Understanding the Common Reporting Standard (CRS)

Common Reporting Standard (CRS)Summary: It is an initiative to combat global tax evasion by automatically exchanging financial data.

The Common Reporting Standard (CRS) is a worldwide effort to enable the automatic exchange of financial account information among nations to combat tax evasion and ensure tax compliance. Singapore started participating in the initiative in September 2018 as it engages in the sharing of banking data with partner nations.

For Reporting Singapore Financial Institutions (SGFIs), adherence to CRS requires them to register with the Inland Revenue Authority of Singapore (IRAS) and diligently oversee financial accounts while submitting requisite data in an annual report to IRAS.

Individuals holding accounts with Reporting SGFIs may witness diverse impacts from CRS, with comprehensive details accessible in the Financial Institutions’ Basic Information for Account Holders.


How Does Common Reporting Standard Work?

CRS acts as a global agreement facilitating the automatic sharing of financial data between jurisdictions to identify and prevent tax evasion by individuals who employ offshore accounts to elude their tax obligations. It also streamlines reporting processes and reduces costs for countries and their financial institutions. Over 100 jurisdictions, including prominent financial hubs such as Dubai, Hong Kong, Luxembourg, and Switzerland, have adopted CRS, initiating the Automatic Exchange Of Information (AEOI) in either 2017 or 2018.

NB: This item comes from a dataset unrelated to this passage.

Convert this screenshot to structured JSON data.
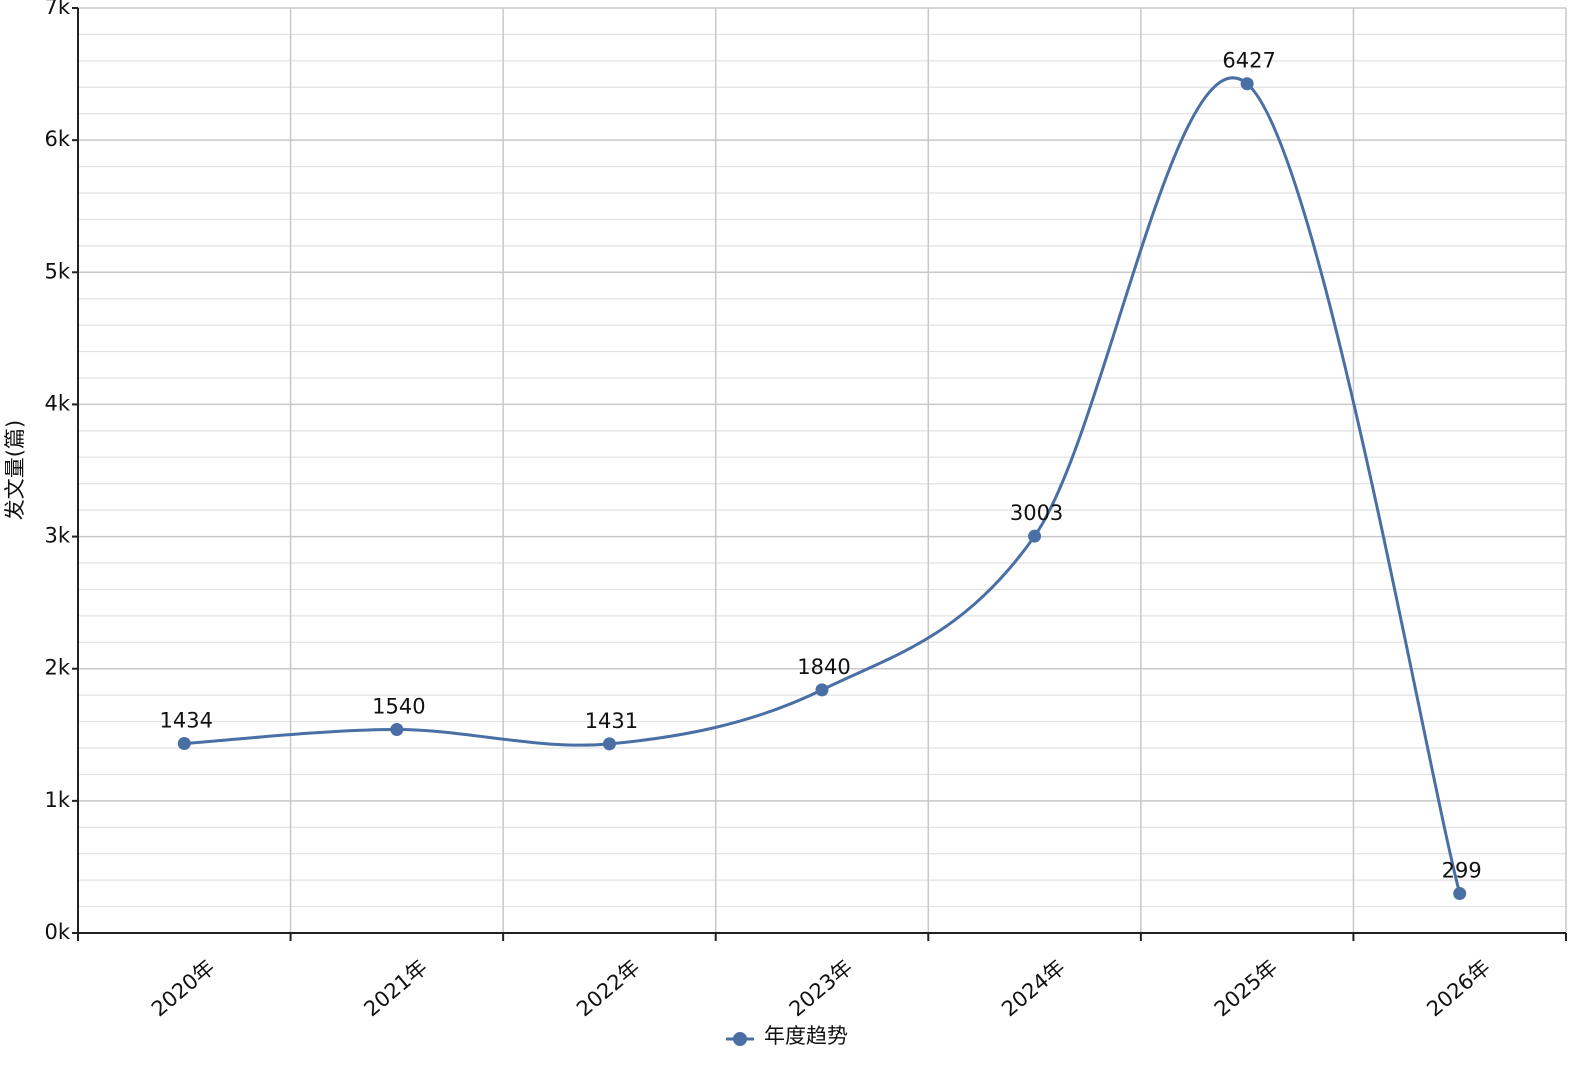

CRS outlines the specifics of financial accounts to be exchanged, mandates that financial institutions provide this information to tax authorities, identifies the types of accounts and taxpayers encompassed, and necessitates that financial institutions establish customer due diligence procedures.

Singapore’s Income Tax Act includes CRS regulations that mandate Reporting SGFIs to establish processes and systems for collecting financial account information from their clients. This financial account information concerning the tax residents of Singapore’s exchange partners is reported by SGFIs to IRAS, which then shares the collected data with Singapore’s exchange partners.